Mülk daha da büyüyünce ikinci bir hicab/perdeye ihtiyaç duyulmaya başlar. İkinci perdeyi geçebilenler sadece hükümdarın has dostlarıdır. İslam dünyasında hâciblik Emeviler döneminde görülmeye başlanmış, Abbasiler döneminde ise daha da genişletilerek “dâr-ı hassa ve dâr-ı amme” şeklinde iki daireye ayrılmıştır.
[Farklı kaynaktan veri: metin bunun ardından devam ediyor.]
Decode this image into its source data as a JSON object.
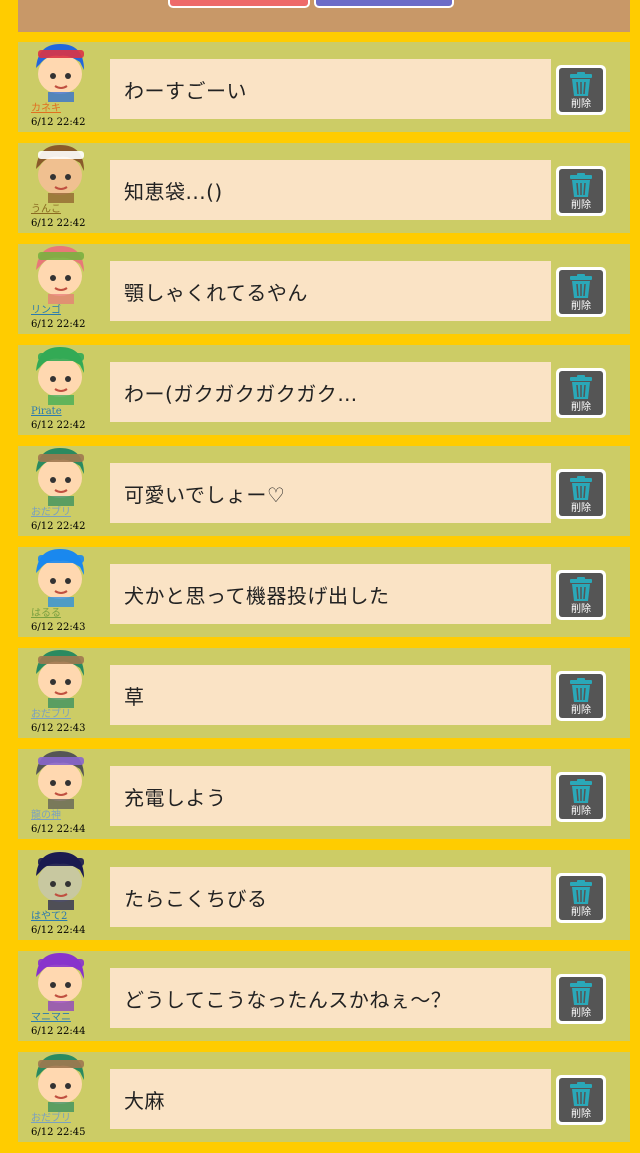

Hanedanlıklar güçlerini yitirip çökmeye başladıklarında ise üçüncü bir hicab türü daha açığa çıkmıştır:Ölen hükümdarın kendi başına hükmedecek yeterliliğe ulaşmamış çocuklarına tahakküm eden idareciler. Bunlar hanedan mensubu yada hanedan dışından görevlilerden olabilir. Mütehakkim görevli yeni hükümdarın kendisinden başka kimseyle görüşmesine izin vermeyerek onu kontrol altına alır ve mülkü onun adına kendisi idare eder.
İbn Haldun’un çizdiği bu tabloda şuranın uygulama ortamı var mıdır? Burada ancak sorulduğunda cevap veren, cevap verirken de hükümdarı kızdırmamaya özen gösteren, hükümdarın hoşuna gidecek şekilde konuşan, hayatı hükümdarın iki dudağı arasında olan görevlilerden bahsedilebilir.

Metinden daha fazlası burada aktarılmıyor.